Director Paul Verhoeven’s 1997 movie is an exciting, vibrant and gruesomely violent sci-fi satire spectacular, in which the Earth is threatened by an enemy from Outer Space – whole massive regiments of giant insects. Idealistic American teenager Johnny Rico (played by Casper Van Dien) enlists in the army, undergoes a brutal training programme to prepare him for the horrors of war and then sets off to the alien planet to destroy the big bugs.
Based on the book by Robert A Heinlein, this is partly an old-fashioned, jingosistic war movie that plays like a modern computer game and partly a critique of fascist world politics and American society. The film was derired in some quarters at the time but it manages to function extremely well both on a daft popcorn-movie level as an action thriller and as a really quite witty satire of war games and the media.

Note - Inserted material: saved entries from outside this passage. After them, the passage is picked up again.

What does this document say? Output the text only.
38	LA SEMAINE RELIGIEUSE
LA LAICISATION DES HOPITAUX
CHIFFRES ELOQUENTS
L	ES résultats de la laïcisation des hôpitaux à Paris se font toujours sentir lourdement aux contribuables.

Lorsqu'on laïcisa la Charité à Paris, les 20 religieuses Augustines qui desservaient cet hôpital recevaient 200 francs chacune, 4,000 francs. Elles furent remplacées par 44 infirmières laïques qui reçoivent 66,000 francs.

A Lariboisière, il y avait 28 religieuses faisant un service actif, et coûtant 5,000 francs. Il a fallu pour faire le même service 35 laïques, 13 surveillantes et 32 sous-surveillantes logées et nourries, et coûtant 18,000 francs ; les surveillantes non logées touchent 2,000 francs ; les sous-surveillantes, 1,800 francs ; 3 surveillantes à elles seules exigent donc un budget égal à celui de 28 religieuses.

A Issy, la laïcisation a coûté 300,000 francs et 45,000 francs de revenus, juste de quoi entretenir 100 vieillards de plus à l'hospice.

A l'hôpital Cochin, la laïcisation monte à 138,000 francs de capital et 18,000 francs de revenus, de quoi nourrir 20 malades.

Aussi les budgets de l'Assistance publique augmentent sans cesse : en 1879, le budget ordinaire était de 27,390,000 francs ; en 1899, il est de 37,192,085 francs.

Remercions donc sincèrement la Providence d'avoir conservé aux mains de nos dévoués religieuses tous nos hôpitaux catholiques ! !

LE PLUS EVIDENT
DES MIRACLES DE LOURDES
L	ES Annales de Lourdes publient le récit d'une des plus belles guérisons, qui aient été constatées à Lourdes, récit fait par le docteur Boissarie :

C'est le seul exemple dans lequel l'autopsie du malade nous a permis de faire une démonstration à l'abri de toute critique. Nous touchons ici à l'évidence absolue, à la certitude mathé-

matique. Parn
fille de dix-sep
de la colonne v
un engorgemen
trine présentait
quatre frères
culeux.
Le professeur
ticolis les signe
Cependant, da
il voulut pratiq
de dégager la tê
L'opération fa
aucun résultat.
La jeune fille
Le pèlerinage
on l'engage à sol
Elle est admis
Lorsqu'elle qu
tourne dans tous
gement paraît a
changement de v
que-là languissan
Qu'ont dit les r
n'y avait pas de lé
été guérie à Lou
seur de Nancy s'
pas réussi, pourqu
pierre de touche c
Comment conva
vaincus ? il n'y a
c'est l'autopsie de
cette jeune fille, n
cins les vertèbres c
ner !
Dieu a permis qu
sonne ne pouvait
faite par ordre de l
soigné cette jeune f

Van Dien makes a fine, upstanding young hero and Denise Richards is a feisty heroine as Lt. Carmen Ibanez. The costly production ($100million)and scary special-effect bugs are extremely well done. Phil Tippett’s visual effects were Oscar nominated.

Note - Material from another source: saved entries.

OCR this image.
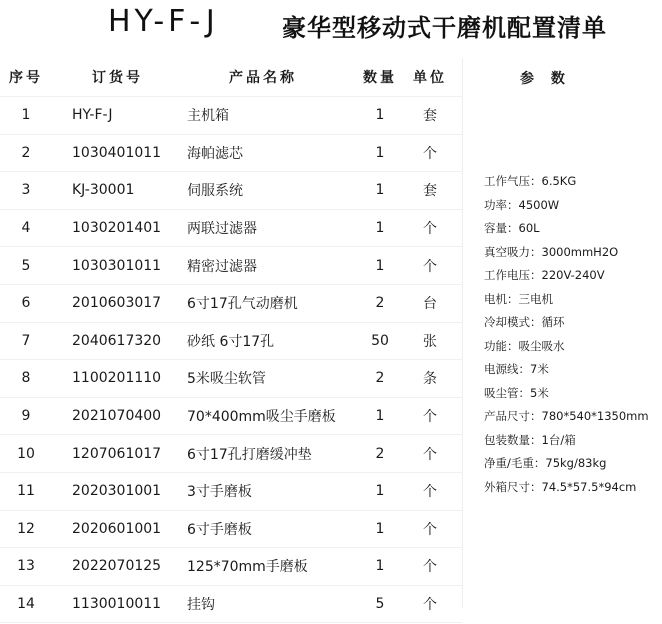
HY-F-J	豪华型移动式干磨机配置清单
序号	订货号	产品名称	数量	单位
1	HY-F-J	主机箱	1	套
2	1030401011	海帕滤芯	1	个
3	KJ-30001	伺服系统	1	套
4	1030201401	两联过滤器	1	个
5	1030301011	精密过滤器	1	个
6	2010603017	6寸17孔气动磨机	2	台
7	2040617320	砂纸 6寸17孔	50	张
8	1100201110	5米吸尘软管	2	条
9	2021070400	70*400mm吸尘手磨板	1	个
10	1207061017	6寸17孔打磨缓冲垫	2	个
11	2020301001	3寸手磨板	1	个
12	2020601001	6寸手磨板	1	个
13	2022070125	125*70mm手磨板	1	个
14	1130010011	挂钩	5	个
参 数
工作气压：6.5KG
功率：4500W
容量：60L
真空吸力：3000mmH2O
工作电压：220V-240V
电机：三电机
冷却模式：循环
功能：吸尘吸水
电源线：7米
吸尘管：5米
产品尺寸：780*540*1350mm
包装数量：1台/箱
净重/毛重：75kg/83kg
外箱尺寸：74.5*57.5*94cm
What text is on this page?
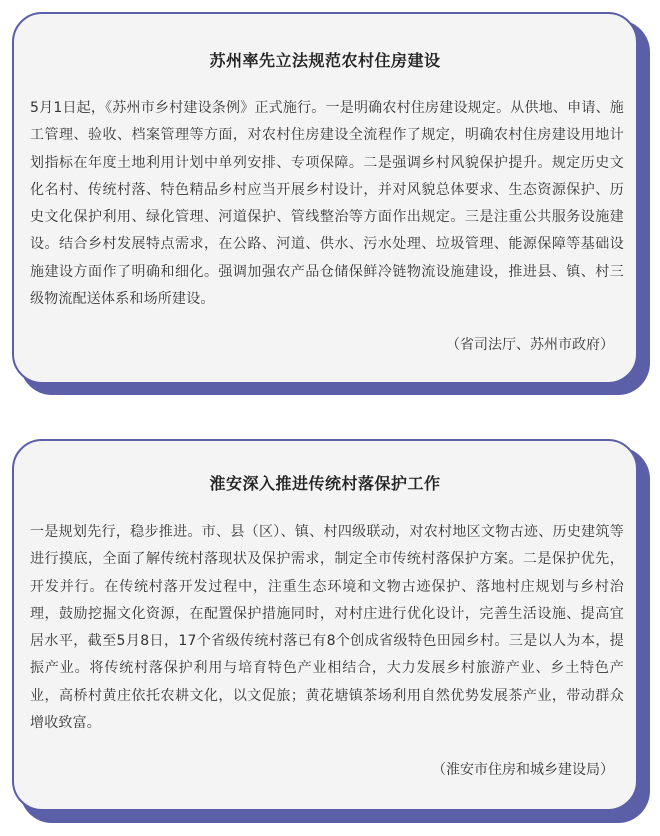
苏州率先立法规范农村住房建设
5月1日起，《苏州市乡村建设条例》正式施行。一是明确农村住房建设规定。从供地、申请、施工管理、验收、档案管理等方面，对农村住房建设全流程作了规定，明确农村住房建设用地计划指标在年度土地利用计划中单列安排、专项保障。二是强调乡村风貌保护提升。规定历史文化名村、传统村落、特色精品乡村应当开展乡村设计，并对风貌总体要求、生态资源保护、历史文化保护利用、绿化管理、河道保护、管线整治等方面作出规定。三是注重公共服务设施建设。结合乡村发展特点需求，在公路、河道、供水、污水处理、垃圾管理、能源保障等基础设施建设方面作了明确和细化。强调加强农产品仓储保鲜冷链物流设施建设，推进县、镇、村三级物流配送体系和场所建设。
（省司法厅、苏州市政府）
淮安深入推进传统村落保护工作
一是规划先行，稳步推进。市、县（区）、镇、村四级联动，对农村地区文物古迹、历史建筑等进行摸底，全面了解传统村落现状及保护需求，制定全市传统村落保护方案。二是保护优先，开发并行。在传统村落开发过程中，注重生态环境和文物古迹保护、落地村庄规划与乡村治理，鼓励挖掘文化资源，在配置保护措施同时，对村庄进行优化设计，完善生活设施、提高宜居水平，截至5月8日，17个省级传统村落已有8个创成省级特色田园乡村。三是以人为本，提振产业。将传统村落保护利用与培育特色产业相结合，大力发展乡村旅游产业、乡土特色产业，高桥村黄庄依托农耕文化，以文促旅；黄花塘镇茶场利用自然优势发展茶产业，带动群众增收致富。
（淮安市住房和城乡建设局）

Sadly, it didn’t do too well at the box office, with only a $55million take in the US.
Robert A Heinlein’s novel Rocketship Galileo provided the basis for visionary producer George Pal and director Irving Pichel’s 1950 trailblazing sci-fi movie Destination Moon.
Two sequels followed: Starship Troopers 2: Hero of the Federation (2004) and Van Dien was back in Starship Troopers 3: Marauder (2008).